As DeFi agent activity expands, strategy congestion has become a structural risk. Yield farming is the most obvious precedent, where as strategies proliferate, returns compress. A similar dynamic may apply to agent trading. If many agents are training on similar data and optimizing for similar objectives, they will converge on similar positions and similar exit signals.

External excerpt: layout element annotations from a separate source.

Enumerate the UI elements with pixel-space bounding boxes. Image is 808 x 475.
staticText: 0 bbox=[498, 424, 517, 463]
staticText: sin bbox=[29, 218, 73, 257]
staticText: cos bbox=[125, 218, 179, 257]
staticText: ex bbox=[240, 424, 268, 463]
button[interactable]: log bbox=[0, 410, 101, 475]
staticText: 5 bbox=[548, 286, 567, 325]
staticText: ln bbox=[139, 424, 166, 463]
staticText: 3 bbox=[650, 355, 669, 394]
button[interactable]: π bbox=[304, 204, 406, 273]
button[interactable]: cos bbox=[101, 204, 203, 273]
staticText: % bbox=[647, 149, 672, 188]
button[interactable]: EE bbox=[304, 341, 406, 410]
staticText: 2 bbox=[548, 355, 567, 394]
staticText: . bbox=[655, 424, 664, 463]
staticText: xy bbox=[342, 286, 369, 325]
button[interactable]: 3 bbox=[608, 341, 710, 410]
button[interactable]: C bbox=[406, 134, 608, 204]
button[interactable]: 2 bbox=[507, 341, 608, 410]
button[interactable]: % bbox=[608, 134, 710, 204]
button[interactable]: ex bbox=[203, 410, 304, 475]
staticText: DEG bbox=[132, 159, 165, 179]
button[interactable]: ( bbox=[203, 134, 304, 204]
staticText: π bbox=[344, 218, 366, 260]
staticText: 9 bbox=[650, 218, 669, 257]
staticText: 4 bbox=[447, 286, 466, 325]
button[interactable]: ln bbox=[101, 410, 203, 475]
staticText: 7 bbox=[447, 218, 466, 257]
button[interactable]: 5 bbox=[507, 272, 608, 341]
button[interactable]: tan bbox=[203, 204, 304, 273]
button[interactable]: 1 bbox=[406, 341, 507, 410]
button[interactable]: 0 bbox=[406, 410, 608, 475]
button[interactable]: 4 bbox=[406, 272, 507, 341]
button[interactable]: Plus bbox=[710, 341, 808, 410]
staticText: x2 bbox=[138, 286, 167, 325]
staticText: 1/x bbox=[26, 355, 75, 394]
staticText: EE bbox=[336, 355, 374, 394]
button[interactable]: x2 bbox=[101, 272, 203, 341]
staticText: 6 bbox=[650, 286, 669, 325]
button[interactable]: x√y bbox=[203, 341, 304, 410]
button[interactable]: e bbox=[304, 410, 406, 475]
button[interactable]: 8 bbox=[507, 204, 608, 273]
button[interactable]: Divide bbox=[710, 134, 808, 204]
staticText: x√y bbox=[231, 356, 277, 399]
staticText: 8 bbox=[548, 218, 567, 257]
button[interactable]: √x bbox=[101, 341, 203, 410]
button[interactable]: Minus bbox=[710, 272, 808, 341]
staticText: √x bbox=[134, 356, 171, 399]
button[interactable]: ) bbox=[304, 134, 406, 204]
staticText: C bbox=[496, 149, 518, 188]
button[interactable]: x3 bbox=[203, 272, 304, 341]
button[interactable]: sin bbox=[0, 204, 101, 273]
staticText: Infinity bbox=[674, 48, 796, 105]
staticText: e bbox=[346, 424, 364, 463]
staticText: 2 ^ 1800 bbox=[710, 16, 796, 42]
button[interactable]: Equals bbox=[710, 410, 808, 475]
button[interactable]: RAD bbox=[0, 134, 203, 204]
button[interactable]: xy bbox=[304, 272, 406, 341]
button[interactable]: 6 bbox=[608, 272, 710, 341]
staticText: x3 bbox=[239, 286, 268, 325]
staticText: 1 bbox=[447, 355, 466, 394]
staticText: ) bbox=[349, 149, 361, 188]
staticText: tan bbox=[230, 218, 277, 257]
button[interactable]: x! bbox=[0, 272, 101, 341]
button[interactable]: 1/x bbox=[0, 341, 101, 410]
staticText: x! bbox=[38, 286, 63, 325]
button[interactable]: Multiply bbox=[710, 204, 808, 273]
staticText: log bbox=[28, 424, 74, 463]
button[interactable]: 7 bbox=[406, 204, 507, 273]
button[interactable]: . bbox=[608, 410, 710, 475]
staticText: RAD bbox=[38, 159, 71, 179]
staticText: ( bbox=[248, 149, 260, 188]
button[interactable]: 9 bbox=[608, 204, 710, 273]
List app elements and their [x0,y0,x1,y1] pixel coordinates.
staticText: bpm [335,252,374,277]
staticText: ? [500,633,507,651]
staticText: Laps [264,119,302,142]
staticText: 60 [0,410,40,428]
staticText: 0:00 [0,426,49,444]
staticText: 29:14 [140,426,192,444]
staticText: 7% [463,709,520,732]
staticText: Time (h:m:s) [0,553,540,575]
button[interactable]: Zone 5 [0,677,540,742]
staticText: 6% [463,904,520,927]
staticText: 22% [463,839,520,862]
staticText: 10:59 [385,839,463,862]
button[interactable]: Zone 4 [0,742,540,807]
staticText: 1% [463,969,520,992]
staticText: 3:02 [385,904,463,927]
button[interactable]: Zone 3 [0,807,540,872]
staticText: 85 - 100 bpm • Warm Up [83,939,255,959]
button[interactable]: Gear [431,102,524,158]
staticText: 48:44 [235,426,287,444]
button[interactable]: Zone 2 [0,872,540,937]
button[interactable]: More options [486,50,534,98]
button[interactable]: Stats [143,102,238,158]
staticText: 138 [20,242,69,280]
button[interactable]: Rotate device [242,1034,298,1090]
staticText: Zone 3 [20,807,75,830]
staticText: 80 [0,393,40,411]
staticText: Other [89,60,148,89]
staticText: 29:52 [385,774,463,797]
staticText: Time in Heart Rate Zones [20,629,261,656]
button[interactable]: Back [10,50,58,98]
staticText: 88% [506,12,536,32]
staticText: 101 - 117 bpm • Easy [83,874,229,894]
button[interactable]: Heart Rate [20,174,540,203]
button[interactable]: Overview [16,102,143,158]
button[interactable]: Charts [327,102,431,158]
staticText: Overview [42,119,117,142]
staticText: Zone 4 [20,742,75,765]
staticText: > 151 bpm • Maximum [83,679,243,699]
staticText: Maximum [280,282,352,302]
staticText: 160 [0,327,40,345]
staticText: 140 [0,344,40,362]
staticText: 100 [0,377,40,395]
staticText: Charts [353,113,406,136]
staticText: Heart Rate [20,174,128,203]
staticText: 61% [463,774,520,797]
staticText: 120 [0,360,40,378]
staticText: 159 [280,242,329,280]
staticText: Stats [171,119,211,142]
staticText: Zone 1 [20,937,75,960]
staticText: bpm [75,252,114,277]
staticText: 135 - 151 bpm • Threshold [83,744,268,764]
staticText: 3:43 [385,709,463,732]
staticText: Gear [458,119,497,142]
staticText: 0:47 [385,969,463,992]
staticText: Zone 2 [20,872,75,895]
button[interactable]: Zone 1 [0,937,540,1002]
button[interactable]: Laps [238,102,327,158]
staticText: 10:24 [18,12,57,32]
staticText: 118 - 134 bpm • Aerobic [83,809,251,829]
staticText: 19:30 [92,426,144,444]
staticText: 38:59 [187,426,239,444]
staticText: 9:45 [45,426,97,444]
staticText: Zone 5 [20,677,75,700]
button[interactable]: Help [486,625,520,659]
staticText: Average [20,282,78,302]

A version of this issue was formalized in a January 2026 CoinAlg paper from Cornell University. Transparent agents are susceptible to arbitrage as their trades are predictable and front-runnable. Private agents mitigate this risk but introduce a different one, where creators retain an informational advantage over their users and can extract value from the opacity that was originally meant to protect internal knowledge.
Agent activity will only continue to accelerate, and the infrastructure laid today will determine how the next stage of on-chain finance operates. With the increasing utilization of agents, they will self-iterate and become more attuned to adapting to user preferences. Therefore, the primary differentiating factor will come down to trusted infrastructure, which will garner the largest market share.